The epidermal growth factor receptor: a link between inflammation and liver cancer
Berasain C, Perugorria MJ, Latasa MU, Castillo J, Goñi S, Santamaría M, Prieto J, Avila MA.
Division of Hepatology and Gene Therapy, CIMA-Universidad de Navarra, 31008 Pamplona, Spain.
Epidemiological studies have established that many tumours occur in association with persistent inflammation
One clear example of inflammation-related cancer is hepatocellular carcinoma (HCC). HCC slowly unfolds on a background of chronic inflammation triggered by exposure to infectious agents (hepatotropic viruses), toxic compounds (ethanol), or metabolic impairment. The molecular links that connect inflammation and cancer are not completely known, but evidence gathered over the past few years is beginning to define the precise mechanisms.

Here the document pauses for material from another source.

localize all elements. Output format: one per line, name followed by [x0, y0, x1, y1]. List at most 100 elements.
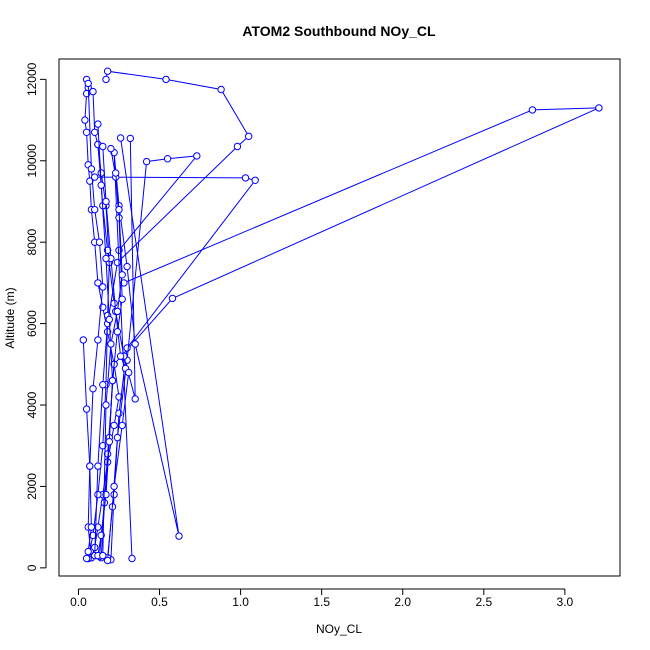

A central role for cytokines such as interleukin-6 (IL-6) and IL-1 (alpha and beta) in liver cancer has been established in experimental models. Besides these inflammatory mediators, mounting evidence points to the dysregulation of specific growth and survival-related pathways in HCC development.
Among them is the pathway governed by the epidermal growth factor receptor (EGFR), which can be bound and activated by a broad family of ligands. Of special relevance is the fact that the EGFR engages in extensive crosstalk with other signaling pathways, serving as a signaling hub for an increasing list of growth factors, cytokines, and inflammatory mediators. In this review, we summarize the most recent evidences supporting a role for the EGFR system in inflammation-related cell signaling, with special emphasis in liver inflammation and HCC.
The molecular dissection of the pathways connecting the inflammatory reaction and neoplasia will facilitate the development of novel and more effective antitumor strategies.